After Brashear addressed the audience, MSC's Commander, Rear Adm. T.K. Shannon, presented Brashear with command challenge coins and remarked on the significance of the event.
"Events such as this are incredibly important," said Shannon. "We take time out of our day to look back at the very impressive contributions of those who have gone before us.
"It is our turn to 'put the shoulder to the wheel' and carry on the hard work of those who came before us," added Shannon. "Slavery was wrong. Segregation was wrong. Denying people the right to vote was wrong. Thank goodness for the courageous folks who took a stand to have those policies ended.
"We have a problem though," continued Shannon. "For all of those who worked to correct these wrongs, there were those who saw the injustices and didn't do anything about it. They turned a blind eye."
"Let's go forward, be proactive and take a stand," charged Shannon. "Anybody who sees an injustice, whether it is equal opportunity, sexual assault, sexual harassment, wherever we see wrong, and let's not turn a blind eye. Let's take a stand and do the right thing."
The celebration included the singing of the national anthem by Delanya Hoskins and the reading of the 2016 Black History Month presidential proclamation by Terry Blair.
"The origins of Black History Month date back to 1926 and the establishment of Negro History Week," according to White. "The original celebration fell on the second week of February, between the birthdays of the famous orator and abolitionist Fredrick Douglas and President Abraham Lincoln.
"In 1976 the celebration expanded to include the entire month of February," said White. "Since 1976, every U.S. president has officially designated the month of February as Black History Month."

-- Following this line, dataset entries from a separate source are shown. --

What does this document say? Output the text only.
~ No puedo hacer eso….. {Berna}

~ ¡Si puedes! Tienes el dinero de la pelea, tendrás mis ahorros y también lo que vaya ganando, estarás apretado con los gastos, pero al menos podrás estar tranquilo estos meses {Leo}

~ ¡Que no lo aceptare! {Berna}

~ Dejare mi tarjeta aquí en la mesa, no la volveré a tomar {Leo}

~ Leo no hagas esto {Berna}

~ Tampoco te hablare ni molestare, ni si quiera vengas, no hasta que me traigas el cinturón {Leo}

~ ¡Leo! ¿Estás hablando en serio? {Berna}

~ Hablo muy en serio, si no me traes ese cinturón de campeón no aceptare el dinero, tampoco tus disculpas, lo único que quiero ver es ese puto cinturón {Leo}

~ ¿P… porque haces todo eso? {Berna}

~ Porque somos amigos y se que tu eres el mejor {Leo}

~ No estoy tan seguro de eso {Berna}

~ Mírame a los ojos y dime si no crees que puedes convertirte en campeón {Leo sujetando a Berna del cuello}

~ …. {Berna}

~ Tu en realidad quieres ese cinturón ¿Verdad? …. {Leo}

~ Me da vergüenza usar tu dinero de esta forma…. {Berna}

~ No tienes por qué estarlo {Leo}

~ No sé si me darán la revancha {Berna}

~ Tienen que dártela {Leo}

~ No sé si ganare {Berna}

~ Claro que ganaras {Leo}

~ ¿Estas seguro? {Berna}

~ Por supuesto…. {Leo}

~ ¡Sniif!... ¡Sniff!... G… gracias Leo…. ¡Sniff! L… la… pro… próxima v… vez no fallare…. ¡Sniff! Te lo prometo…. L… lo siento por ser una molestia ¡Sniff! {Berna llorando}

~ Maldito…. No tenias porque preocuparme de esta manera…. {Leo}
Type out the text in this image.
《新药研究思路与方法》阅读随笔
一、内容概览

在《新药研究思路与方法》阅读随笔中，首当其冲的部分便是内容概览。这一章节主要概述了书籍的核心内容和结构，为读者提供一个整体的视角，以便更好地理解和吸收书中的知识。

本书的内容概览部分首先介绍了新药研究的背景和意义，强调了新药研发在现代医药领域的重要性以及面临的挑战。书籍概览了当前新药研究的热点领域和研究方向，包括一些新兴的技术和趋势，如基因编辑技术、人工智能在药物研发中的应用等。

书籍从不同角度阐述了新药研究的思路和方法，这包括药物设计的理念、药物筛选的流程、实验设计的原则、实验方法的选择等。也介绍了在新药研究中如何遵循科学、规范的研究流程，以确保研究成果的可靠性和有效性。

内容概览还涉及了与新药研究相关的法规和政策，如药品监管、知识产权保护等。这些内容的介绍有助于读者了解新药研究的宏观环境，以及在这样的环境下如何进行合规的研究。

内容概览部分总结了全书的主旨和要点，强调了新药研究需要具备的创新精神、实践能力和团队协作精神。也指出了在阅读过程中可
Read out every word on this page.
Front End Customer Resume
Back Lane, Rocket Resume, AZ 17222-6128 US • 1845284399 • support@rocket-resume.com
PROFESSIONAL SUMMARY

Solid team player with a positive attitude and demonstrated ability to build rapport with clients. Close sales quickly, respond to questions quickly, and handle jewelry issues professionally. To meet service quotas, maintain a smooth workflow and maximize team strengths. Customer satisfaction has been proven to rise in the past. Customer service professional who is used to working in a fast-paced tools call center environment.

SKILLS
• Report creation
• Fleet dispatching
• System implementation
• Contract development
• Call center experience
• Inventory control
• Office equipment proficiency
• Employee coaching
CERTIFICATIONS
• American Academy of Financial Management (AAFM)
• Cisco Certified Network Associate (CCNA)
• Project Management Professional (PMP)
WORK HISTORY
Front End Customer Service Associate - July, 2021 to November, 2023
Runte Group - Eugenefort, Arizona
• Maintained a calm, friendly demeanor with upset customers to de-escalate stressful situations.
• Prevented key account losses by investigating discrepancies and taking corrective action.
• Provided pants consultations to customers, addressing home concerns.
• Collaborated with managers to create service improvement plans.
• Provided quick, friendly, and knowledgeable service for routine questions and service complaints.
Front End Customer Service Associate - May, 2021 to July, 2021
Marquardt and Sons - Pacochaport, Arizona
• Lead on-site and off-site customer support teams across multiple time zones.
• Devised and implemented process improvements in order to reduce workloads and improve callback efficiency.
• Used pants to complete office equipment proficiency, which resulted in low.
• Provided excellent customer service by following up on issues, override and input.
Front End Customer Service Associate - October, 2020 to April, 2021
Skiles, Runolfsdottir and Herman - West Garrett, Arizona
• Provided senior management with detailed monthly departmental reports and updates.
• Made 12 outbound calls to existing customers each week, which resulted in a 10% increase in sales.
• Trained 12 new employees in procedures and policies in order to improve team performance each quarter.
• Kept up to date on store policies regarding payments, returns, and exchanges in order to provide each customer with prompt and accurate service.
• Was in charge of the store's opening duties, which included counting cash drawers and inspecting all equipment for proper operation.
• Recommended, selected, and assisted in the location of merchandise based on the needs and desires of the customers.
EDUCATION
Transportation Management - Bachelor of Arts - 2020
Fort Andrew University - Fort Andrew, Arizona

"America's greatness is a testament to generations of courageous individuals who, in the face of uncomfortable truths, accepted that the work of perfecting our nation is unending and strived to expand the reach of freedom to all," according to President Barack Obama's 2016 Black History Month Proclamation. "During National African American History Month, we recognize these champions of justice and the sacrifices they made to bring us to this point, we honor the contributions of African Americans since our country's beginning, and we recommit to reaching for a day when no person is judged by anything but the content of their character."